Wednesday, May 4, 2016

Review: Spotlight



In 2001, The Boston Globe’s Spotlight team is tasked with investigating claims of child molestation and cover-ups by the city’s archdiocese.

Spotlight could have been a very easy, very manipulative movie to make. There is an intrinsic heaviness within the film’s premise and any screenwriter could have exploited that aspect likely to much of the same critical and audience success it has seen since before its Best Picture Oscar win. On the same token it would have also been easy for a screenwriter with a chip on their shoulder about the Catholic Church to write an angry, searing indictment of organized religion and their nefarious institutions. Smartly (and thankfully), screenwriters Tom McCarthy and Josh Singer took the road less traveled and penned a dense and elegant story about the power of the written word.

The film anchors itself squarely in the newsroom occupied by The Boston Globe journalists and every single event or reveal of information is seen purely from their perspective.

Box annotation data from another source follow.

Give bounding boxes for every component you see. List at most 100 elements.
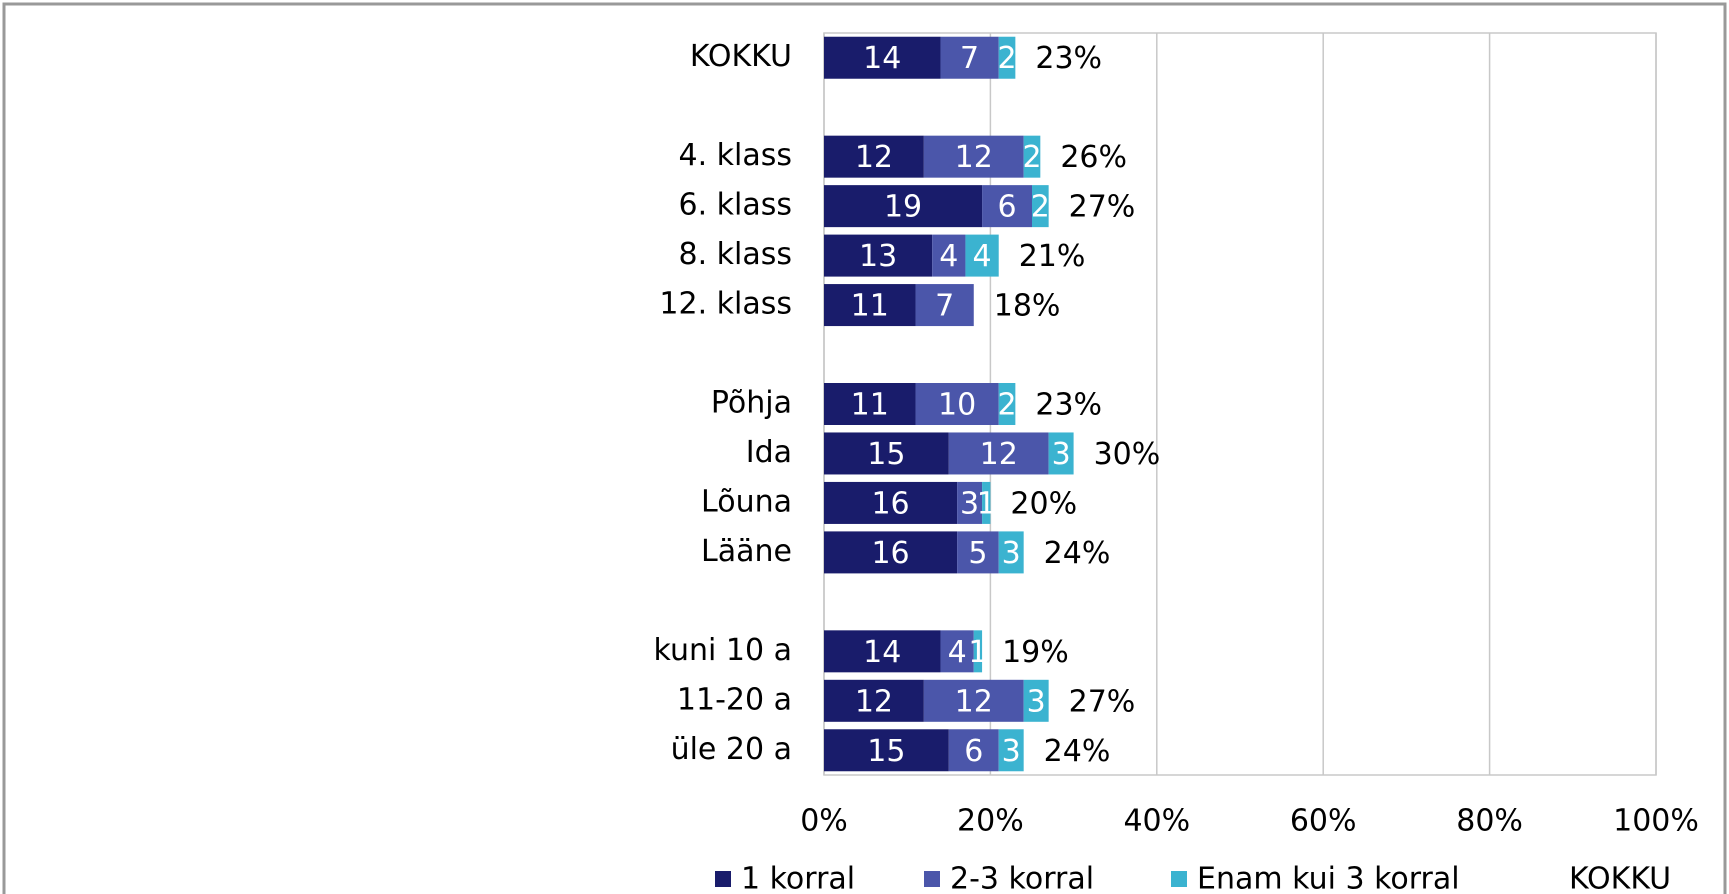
total-label: 18%	[994, 289, 1061, 324]
legend-swatch	[1171, 871, 1187, 887]
data-label: 2	[1022, 140, 1041, 175]
data-label: 14	[863, 41, 901, 76]
bar-segment	[998, 729, 1024, 772]
total-label: 21%	[1019, 239, 1086, 274]
data-label: 2	[997, 41, 1016, 76]
legend-label: KOKKU	[1569, 862, 1671, 894]
data-label: 1	[968, 635, 987, 670]
total-label: 26%	[1060, 140, 1127, 175]
bar-segment	[1023, 135, 1041, 178]
x-tick-label: 0%	[800, 804, 848, 839]
x-tick-label: 60%	[1290, 804, 1357, 839]
data-label: 7	[935, 289, 954, 324]
bar-segment	[973, 630, 983, 673]
y-tick-label: 4. klass	[678, 138, 792, 173]
data-label: 3	[1002, 734, 1021, 769]
bar-segment	[915, 383, 999, 425]
data-label: 12	[855, 684, 893, 719]
legend-label: 2-3 korral	[950, 862, 1094, 894]
bar-segment	[824, 630, 941, 673]
bar-segment	[824, 185, 983, 228]
bar-segment	[932, 234, 966, 277]
total-label: 24%	[1044, 536, 1111, 571]
data-label: 14	[863, 635, 901, 670]
bar-segment	[824, 432, 949, 475]
y-tick-label: Ida	[746, 435, 792, 470]
bar-segment	[965, 234, 999, 277]
bar-segment	[1048, 432, 1074, 475]
bar-segment	[923, 679, 1024, 722]
bar-segment	[824, 531, 958, 574]
y-tick-label: üle 20 a	[671, 732, 792, 767]
y-tick-label: 11-20 a	[677, 682, 792, 717]
data-label: 12	[955, 684, 993, 719]
data-label: 15	[867, 734, 905, 769]
bar-segment	[998, 383, 1016, 425]
bar-segment	[940, 630, 974, 673]
bar-segment	[824, 729, 949, 772]
y-tick-label: 6. klass	[678, 188, 792, 223]
total-label: 19%	[1002, 635, 1069, 670]
legend-label: 1 korral	[741, 862, 855, 894]
y-tick-label: Põhja	[711, 386, 792, 421]
data-label: 19	[884, 190, 922, 225]
data-label: 4	[939, 239, 958, 274]
data-label: 4	[973, 239, 992, 274]
legend-label: Enam kui 3 korral	[1197, 862, 1460, 894]
x-tick-label: 100%	[1613, 804, 1699, 839]
data-label: 3	[1002, 536, 1021, 571]
data-label: 2	[997, 388, 1016, 423]
bar-segment	[824, 679, 924, 722]
data-label: 12	[855, 140, 893, 175]
bar-segment	[824, 234, 933, 277]
x-tick-label: 20%	[957, 804, 1024, 839]
total-label: 27%	[1069, 190, 1136, 225]
total-label: 30%	[1094, 437, 1161, 472]
bar-segment	[824, 36, 941, 79]
bar-segment	[1032, 185, 1049, 228]
bar-segment	[923, 135, 1024, 178]
bar-segment	[824, 481, 958, 524]
y-tick-label: 8. klass	[678, 237, 792, 272]
data-label: 11	[851, 289, 889, 324]
data-label: 7	[960, 41, 979, 76]
bar-segment	[940, 36, 999, 79]
bar-segment	[998, 36, 1016, 79]
y-tick-label: 12. klass	[659, 287, 792, 322]
y-tick-label: kuni 10 a	[654, 633, 792, 668]
data-label: 3	[1052, 437, 1071, 472]
bar-segment	[1023, 679, 1049, 722]
data-label: 5	[968, 536, 987, 571]
data-label: 12	[980, 437, 1018, 472]
x-tick-label: 80%	[1456, 804, 1523, 839]
total-label: 24%	[1044, 734, 1111, 769]
data-label: 4	[948, 635, 967, 670]
data-label: 1	[977, 486, 996, 521]
data-label: 16	[871, 486, 909, 521]
bar-segment	[948, 432, 1049, 475]
total-label: 23%	[1035, 41, 1102, 76]
data-label: 16	[871, 536, 909, 571]
total-label: 27%	[1069, 684, 1136, 719]
bar-segment	[824, 284, 916, 327]
legend-swatch	[924, 871, 940, 887]
y-tick-label: Lääne	[701, 534, 792, 569]
bar-segment	[982, 481, 991, 524]
bar-segment	[998, 531, 1024, 574]
data-label: 2	[1031, 190, 1050, 225]
data-label: 3	[1027, 684, 1046, 719]
data-label: 6	[997, 190, 1016, 225]
total-label: 20%	[1010, 486, 1077, 521]
bar-segment	[824, 383, 916, 425]
total-label: 23%	[1035, 388, 1102, 423]
data-label: 15	[867, 437, 905, 472]
bar-segment	[824, 135, 924, 178]
legend-swatch	[715, 871, 731, 887]
data-label: 12	[955, 140, 993, 175]
data-label: 6	[964, 734, 983, 769]
bar-segment	[948, 729, 999, 772]
bar-segment	[957, 481, 983, 524]
y-tick-label: KOKKU	[690, 39, 792, 74]
y-tick-label: Lõuna	[701, 484, 792, 519]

This extremely zoomed in structure grounds the movie in a really nice way. We are on an equal playing field with every character since they are likely learning all of this information for the first time as well. I certainly remember when the first stories were published, but I was definitely underinformed on how the whole thing came about. The film isn’t particularly long or particularly slow, but the script is so excellent in that each line of dialog seems to carry a great amount of weight with it and combined with the already heavy subject matter led to an exhausting watch in the best possible way. The first scene between Liev Schriber’s Marty Baron and Michael Keaton’s Walter “Robby” Robinson is an absolutely gorgeous example of expositional dialog.

Bolstering the script is a cavalcade of incredible performances. Each actor is on their A-game and while Mark Ruffalo is certainly a standout as Mike Rezendes, everyone has their moment to shine. This is some of the finest ensemble work brought to cinema in a long time and I am actually surprised the film received any acting nominations at the academy awards given that each actor is an equally important cog in this great information machine set-up by the screenwriters. If you were to remove one performance from the film it would likely nearly fall apart. Granted, that also serves as praise for the editing of the film which insures that there is no fat on the final product.

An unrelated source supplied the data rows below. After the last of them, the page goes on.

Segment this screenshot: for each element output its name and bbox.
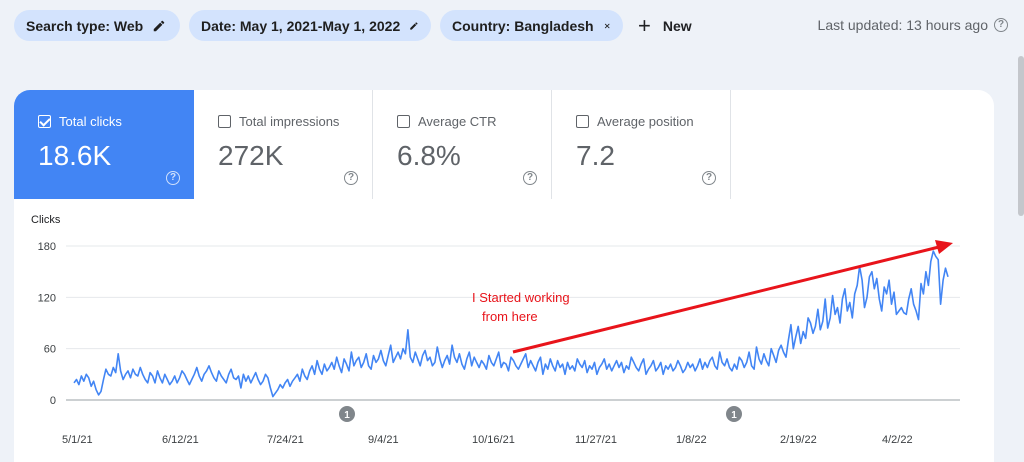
- metric-value: 7.2: [576, 140, 615, 171]
- date-label: Date: May 1, 2021-May 1, 2022: [201, 17, 401, 34]
- checkbox-icon[interactable]: [397, 115, 410, 128]
- x-tick-label: 11/27/21: [575, 434, 617, 446]
- marker-circle: [339, 406, 355, 422]
- metric-total-clicks[interactable]: Total clicks 18.6K ?: [14, 90, 194, 199]
- annotation-line2: from here: [482, 309, 538, 324]
- metric-tabs: Total clicks 18.6K ? Total impressions 2…: [14, 90, 731, 199]
- series-line: [73, 250, 949, 398]
- last-updated-text: Last updated: 13 hours ago: [817, 17, 988, 33]
- annotation-line1: I Started working: [472, 290, 570, 305]
- chart-grid: [66, 245, 960, 401]
- y-axis-label: Clicks: [31, 214, 61, 226]
- date-chip[interactable]: Date: May 1, 2021-May 1, 2022: [189, 10, 431, 41]
- metric-label: Average position: [597, 114, 694, 129]
- x-tick-label: 2/19/22: [780, 434, 817, 446]
- clicks-series: [73, 250, 949, 398]
- metric-header: Total impressions: [218, 114, 339, 129]
- chart-svg[interactable]: Clicks 0 60 120 180 5/1/21 6/12/21 7/24/21 9/4…: [14, 199, 994, 462]
- x-tick-label: 5/1/21: [62, 434, 93, 446]
- arrow-line: [512, 245, 940, 354]
- country-chip[interactable]: Country: Bangladesh: [440, 10, 623, 41]
- x-tick-label: 4/2/22: [882, 434, 913, 446]
- y-tick-label: 60: [44, 344, 56, 356]
- x-tick-labels: 5/1/21 6/12/21 7/24/21 9/4/21 10/16/21 11/27/…: [62, 434, 913, 446]
- y-tick-label: 0: [50, 395, 56, 407]
- x-tick-label: 1/8/22: [676, 434, 707, 446]
- close-icon[interactable]: [603, 19, 611, 33]
- checkbox-icon[interactable]: [576, 115, 589, 128]
- x-tick-label: 10/16/21: [472, 434, 515, 446]
- new-filter-button[interactable]: + New: [638, 10, 692, 41]
- last-updated: Last updated: 13 hours ago ?: [818, 17, 1008, 33]
- x-tick-label: 6/12/21: [162, 434, 199, 446]
- metric-value: 18.6K: [38, 140, 112, 171]
- search-type-label: Search type: Web: [26, 17, 144, 34]
- annotation-marker[interactable]: 1: [339, 406, 355, 422]
- scrollbar[interactable]: [1018, 56, 1024, 216]
- y-tick-labels: 0 60 120 180: [38, 241, 56, 407]
- marker-label: 1: [344, 410, 350, 421]
- new-filter-label: New: [662, 17, 692, 34]
- plus-icon: +: [638, 12, 651, 38]
- performance-card: Total clicks 18.6K ? Total impressions 2…: [14, 90, 994, 462]
- marker-label: 1: [731, 410, 737, 421]
- help-icon[interactable]: ?: [523, 171, 537, 185]
- metric-value: 272K: [218, 140, 284, 171]
- metric-header: Total clicks: [38, 114, 122, 129]
- checkbox-icon[interactable]: [218, 115, 231, 128]
- x-tick-label: 7/24/21: [267, 434, 304, 446]
- metric-label: Average CTR: [418, 114, 497, 129]
- filter-bar: Search type: Web Date: May 1, 2021-May 1…: [0, 0, 1024, 52]
- marker-circle: [726, 406, 742, 422]
- metric-value: 6.8%: [397, 140, 461, 171]
- metric-header: Average position: [576, 114, 694, 129]
- search-type-chip[interactable]: Search type: Web: [14, 10, 180, 41]
- x-tick-label: 9/4/21: [368, 434, 399, 446]
- y-tick-label: 180: [38, 241, 56, 253]
- help-icon[interactable]: ?: [344, 171, 358, 185]
- metric-total-impressions[interactable]: Total impressions 272K ?: [194, 90, 373, 199]
- metric-label: Total clicks: [59, 114, 122, 129]
- metric-average-ctr[interactable]: Average CTR 6.8% ?: [373, 90, 552, 199]
- metric-average-position[interactable]: Average position 7.2 ?: [552, 90, 731, 199]
- country-label: Country: Bangladesh: [452, 17, 594, 34]
- red-annotation: I Started working from here: [472, 240, 953, 354]
- pencil-icon[interactable]: [152, 19, 166, 33]
- clicks-chart[interactable]: Clicks 0 60 120 180 5/1/21 6/12/21 7/24/21 9/4…: [14, 199, 994, 462]
- checkbox-checked-icon[interactable]: [38, 115, 51, 128]
- pencil-icon[interactable]: [409, 19, 419, 33]
- help-icon[interactable]: ?: [702, 171, 716, 185]
- annotation-marker[interactable]: 1: [726, 406, 742, 422]
- metric-label: Total impressions: [239, 114, 340, 129]
- metric-header: Average CTR: [397, 114, 497, 129]
- y-tick-label: 120: [38, 292, 56, 304]
- help-icon[interactable]: ?: [166, 171, 180, 185]
- arrow-head-icon: [935, 240, 953, 254]
- help-icon[interactable]: ?: [994, 18, 1008, 32]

All that to be said, Spotlight is in no way showy. It is conventionally scripted, acted, directed, and edited but the whole piece is in service to the larger themes at play. Yes, this is the story about the decades of abuse covered-up by the Catholic Church. But on a much grander level Spotlight is about integrity, accountability, collaboration, journalism, the digital age, and moral responsibility. Not to mention the underlying tension of how the devout Catholic town of Boston is going to react that one of its greatest institutions is being called into question. It’s a film that goes to prove that fundamentals are fundamentals for a reason. There’s a true artfulness in the simplicity of Spotlight’s storytelling and I would put a decent amount of money on the fact that not just anybody could direct this movie. There would be an overwhelming urge to frame someone near a picture of Christ or striking the crucifix pose to illustrate their persecution. But Spotlight chooses to just point the camera at high-caliber actors and let them tell you with their words and faces just what’s going on. Even the journalists interactions with the victims of priest abuse avoid being overly melodramatic and as such drive home the pain and confusion of their experiences.

Spotlight is truly one of the great films about journalism. Not only will it be taught to film students alongside All The President's Men, it will also be shown to journalism students as an example of upstanding journalistic integrity and what it means to pick up a pen or keyboard to serve your community. All of it is wrapped in a neat little blanket of basic filmmaking techniques that let the story speak for itself and provides the viewer with enough information for break time wikipedia research for months. It never veers into emotional manipulation or melodrama while taking on the heaviest of subject matters. This is an incredible movie through and through and I am sad it took me this long to sit down and reckon with it.